A long time ago (at least in internet time) I did a post on homonym or homophone errors titled Watt Due Ewe Mien. We all know the most common errors and hopefully look for them when we’re proofing our own work. Most of us have words and phrases in our vocabulary we use less often than the heavy hitters like their, there, and they’re that we know (or think we know) how to say, but have trouble getting them right in our writing. (Or should that be write in our righting?) My own personal bugaboo is sale and sell. You’ve probably identified some of your own. Or maybe you haven’t. What I’m going to cover here are semi-common words and phrases I see wrong more often than I’d expect and a bit of discussion about each. I’ve seen all of these make it past the author’s self-editing and whatever editors, proofreaders, and beta readers assisted them to land smack dab in the middle of a book. Multiple times. Hopefully this will help you avoid these same mistakes. In each I’ll list the wrong usage first, the correct one last.
Loose vs Lose
I’m not sure why this one is so hard. One internet forum for poker players I frequented, it was so common I decided it was a hatred of the word lose (what happens if you don’t win or if you misplace something). I’m not sure I’ve ever seen someone write lose when they meant loose (what something is if it isn’t tight). Indie authors aren’t as prone to this error as poker players, but it’s still a common error.
Straight Jacket vs Strait Jacket
While one of these may prevent you from bending and contorting, making you straighter than normal, this kind of jacket is referring to one of the definitions of strait meaning closely fitting or limited in space. Multiple dictionaries describe that definition as archaic usage, possibly part of the problem people have in getting it correct. If you’re wearing one you might also be in dire straits, a phrase I don’t believe I’ve ever seen incorrectly rendered as dire straights. I suspect we can thank Mark Knopler for that. Country singer George doesn’t figure into this discussion at all.

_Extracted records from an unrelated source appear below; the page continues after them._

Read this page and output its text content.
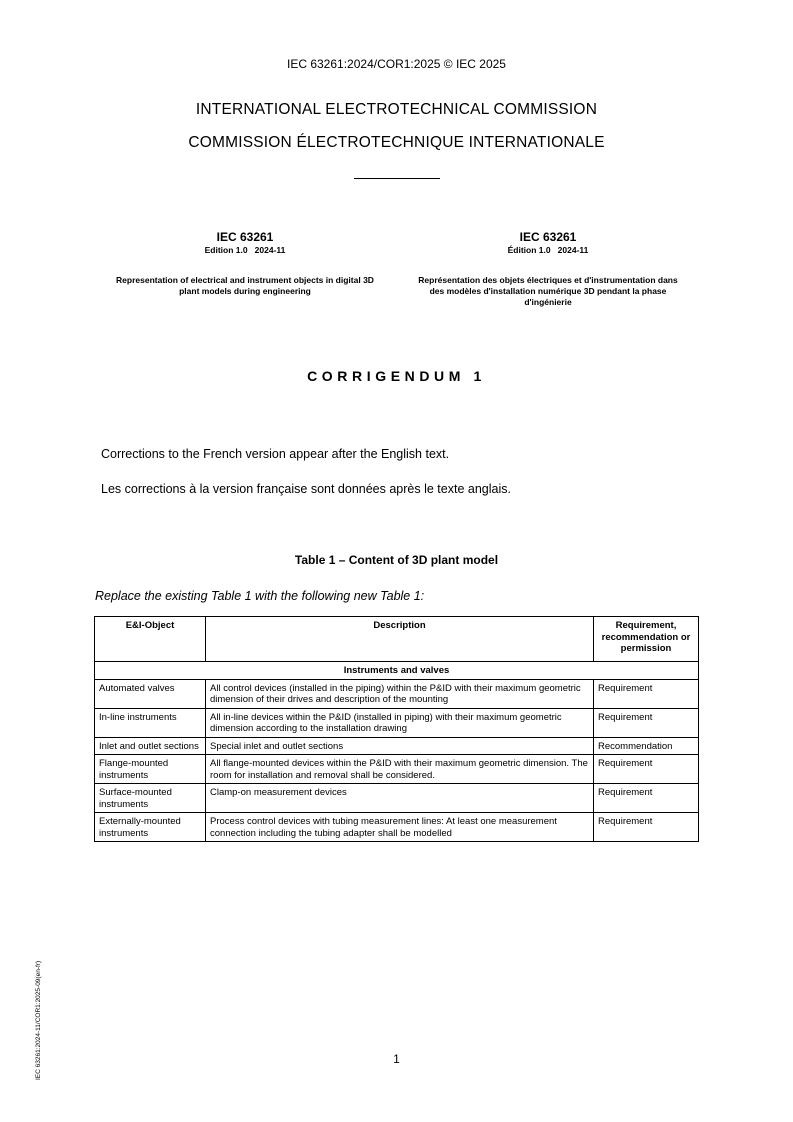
IEC 63261:2024/COR1:2025 © IEC 2025
INTERNATIONAL ELECTROTECHNICAL COMMISSION
COMMISSION ÉLECTROTECHNIQUE INTERNATIONALE
IEC 63261
Edition 1.0   2024-11
Representation of electrical and instrument objects in digital 3D plant models during engineering
IEC 63261
Édition 1.0   2024-11
Représentation des objets électriques et d'instrumentation dans des modèles d'installation numérique 3D pendant la phase d'ingénierie
CORRIGENDUM 1
Corrections to the French version appear after the English text.
Les corrections à la version française sont données après le texte anglais.
Table 1 – Content of 3D plant model
Replace the existing Table 1 with the following new Table 1:
E&I-Object	Description	Requirement, recommendation or permission
Instruments and valves		
Automated valves	All control devices (installed in the piping) within the P&ID with their maximum geometric dimension of their drives and description of the mounting	Requirement
In-line instruments	All in-line devices within the P&ID (installed in piping) with their maximum geometric dimension according to the installation drawing	Requirement
Inlet and outlet sections	Special inlet and outlet sections	Recommendation
Flange-mounted instruments	All flange-mounted devices within the P&ID with their maximum geometric dimension. The room for installation and removal shall be considered.	Requirement
Surface-mounted instruments	Clamp-on measurement devices	Requirement
Externally-mounted instruments	Process control devices with tubing measurement lines: At least one measurement connection including the tubing adapter shall be modelled	Requirement
IEC 63261:2024-11/COR1:2025-09(en-fr)	1
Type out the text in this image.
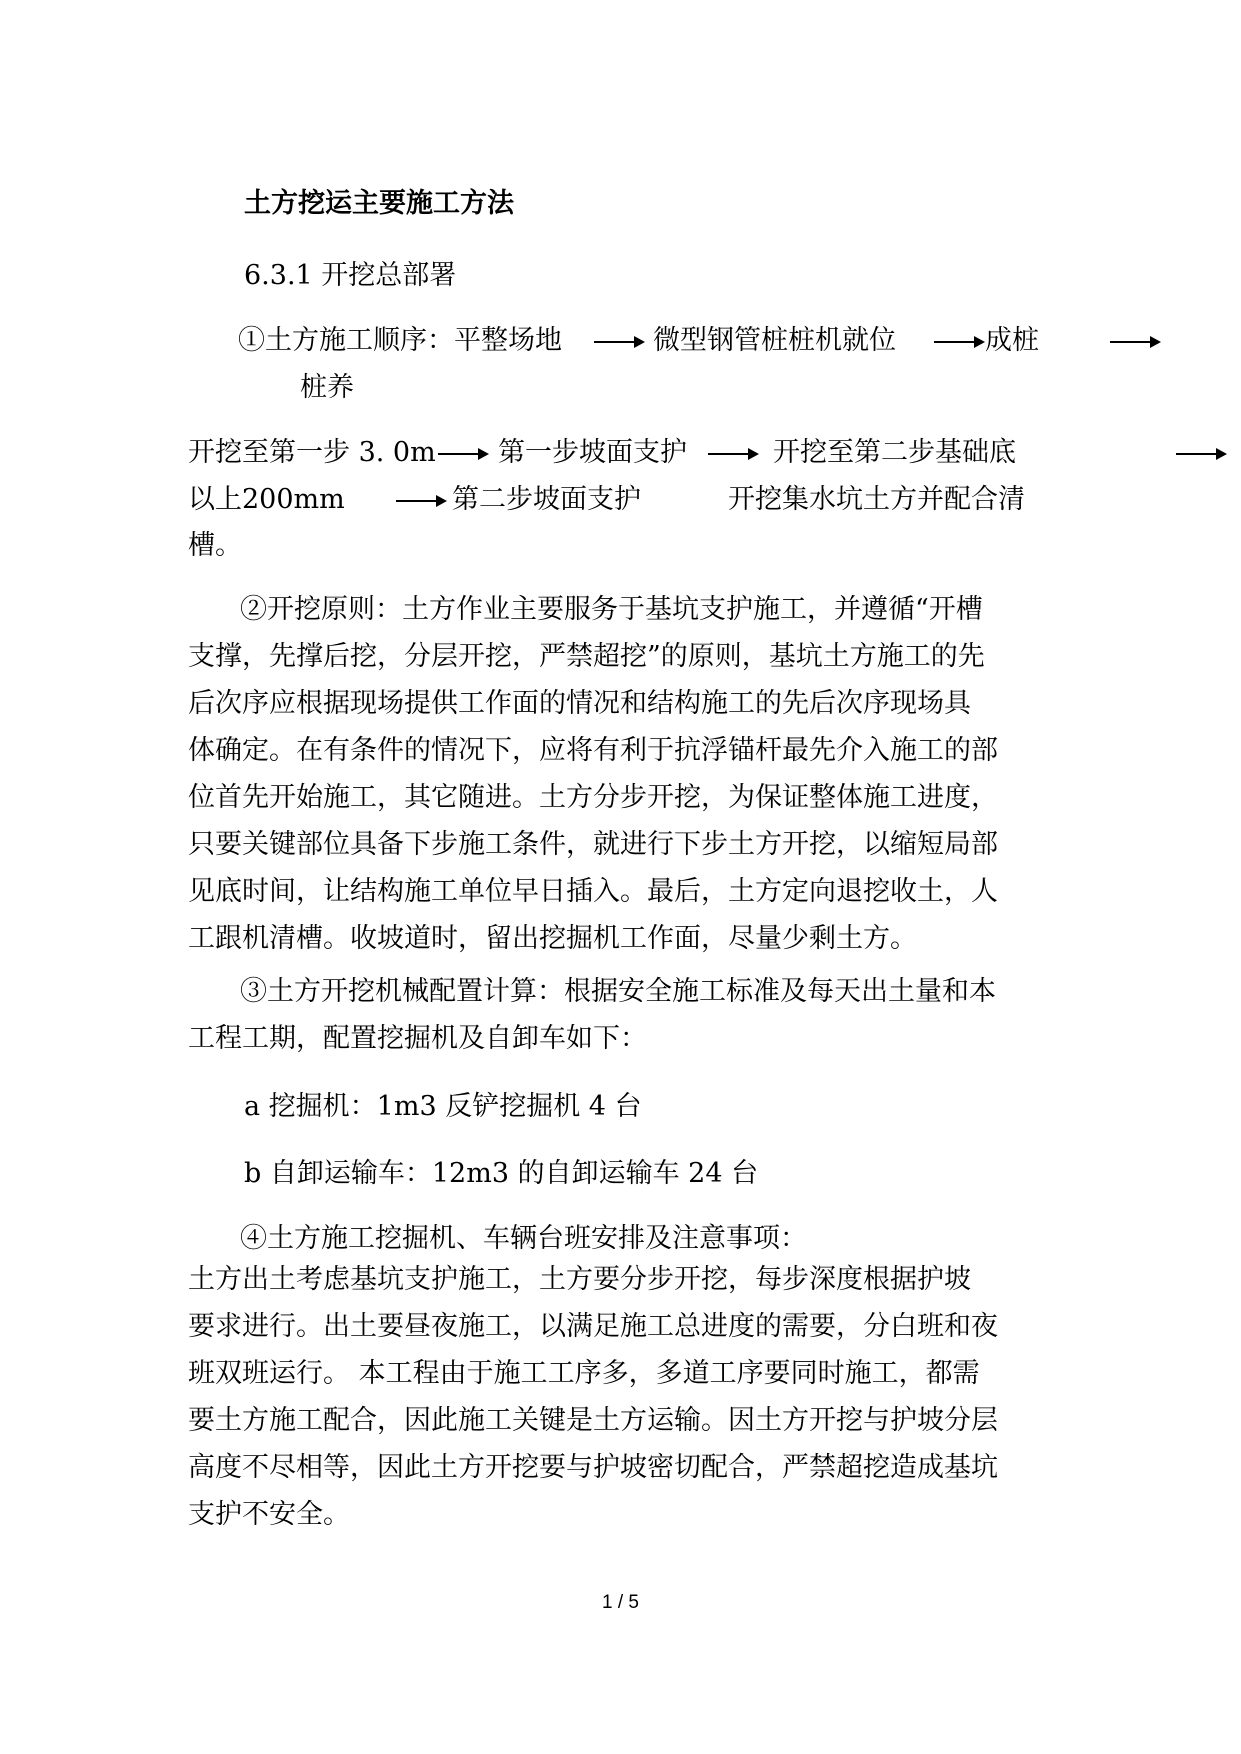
土方挖运主要施工方法
6.3.1 开挖总部署
①土方施工顺序：平整场地	微型钢管桩桩机就位	成桩
桩养
开挖至第一步 3. 0m 第一步坡面支护	开挖至第二步基础底
以上200mm	第二步坡面支护	开挖集水坑土方并配合清
槽。
②开挖原则：土方作业主要服务于基坑支护施工，并遵循“开槽
支撑，先撑后挖，分层开挖，严禁超挖”的原则，基坑土方施工的先
后次序应根据现场提供工作面的情况和结构施工的先后次序现场具
体确定。在有条件的情况下，应将有利于抗浮锚杆最先介入施工的部
位首先开始施工，其它随进。土方分步开挖，为保证整体施工进度，
只要关键部位具备下步施工条件，就进行下步土方开挖，以缩短局部
见底时间，让结构施工单位早日插入。最后，土方定向退挖收土，人
工跟机清槽。收坡道时，留出挖掘机工作面，尽量少剩土方。
③土方开挖机械配置计算：根据安全施工标准及每天出土量和本
工程工期，配置挖掘机及自卸车如下：
a 挖掘机：1m3 反铲挖掘机 4 台
b 自卸运输车：12m3 的自卸运输车 24 台
④土方施工挖掘机、车辆台班安排及注意事项：
土方出土考虑基坑支护施工，土方要分步开挖，每步深度根据护坡
要求进行。出土要昼夜施工，以满足施工总进度的需要，分白班和夜
班双班运行。 本工程由于施工工序多，多道工序要同时施工，都需
要土方施工配合，因此施工关键是土方运输。因土方开挖与护坡分层
高度不尽相等，因此土方开挖要与护坡密切配合，严禁超挖造成基坑
支护不安全。
1 / 5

All of the sudden vs All of a sudden
The only theory I have for this one is that people hear it wrong and write what they hear. If they actually considered the words, it’s obvious. Isn’t it? Nevertheless, I’ve seen this one more than once. Go figure.
Reign in vs Rein in
People who pay more attention to Kings, Queens, and CEOs than horses might be forgiven for getting this wrong. The expression rein in comes from horses, not ruling kingdoms. Tight reign rather than tight rein is another one people get wrong for the same reason.
Waive vs wave
Lawyers, bankers, and the rest of us understand that the first is to abandon or give something up. And we all know which breaks over the beach or where we can ride surfboards. So tell me, which most closely resembles what you do with your hands to say hello or get someone’s attention? If I took what I’ve read literally, my book collection has more one-armed men than all the episodes of The Fugitive.
Lead vs Led (vs Lead?)
The first is what you can do with a horse before he turns down your offer to buy him a drink. The second is the past of the first. The third, spelled like the first, pronounced like the second, is a metal or the kind of foot Kat Brooks is rumored to have. I have no trouble understanding how this one happens. In fact, I’m not sure I don’t have the first and third listed in the wrong place.
Peace vs Piece
Normally this doesn’t cause problems. The first is not war, the second less than the whole (except, as George Carlin pointed out, crumbs are an exception). Where they get confused is in variations of the phrase to say your piece. Best way to remember this? Saying your piece is unlikely to cause peace.
Phase vs Faze
The first describes stages or changes something goes through, like the phases of the moon. The second is “to cause to be disturbed or disconcerted,” although I’m not sure I’ve ever heard or seen this without a not or wasn’t in front of it. Saying he wasn’t phased means he didn’t change, but it is still the wrong word.
I’ll bet you’ve seen others. Use them incorrectly in the comments and make me cringe.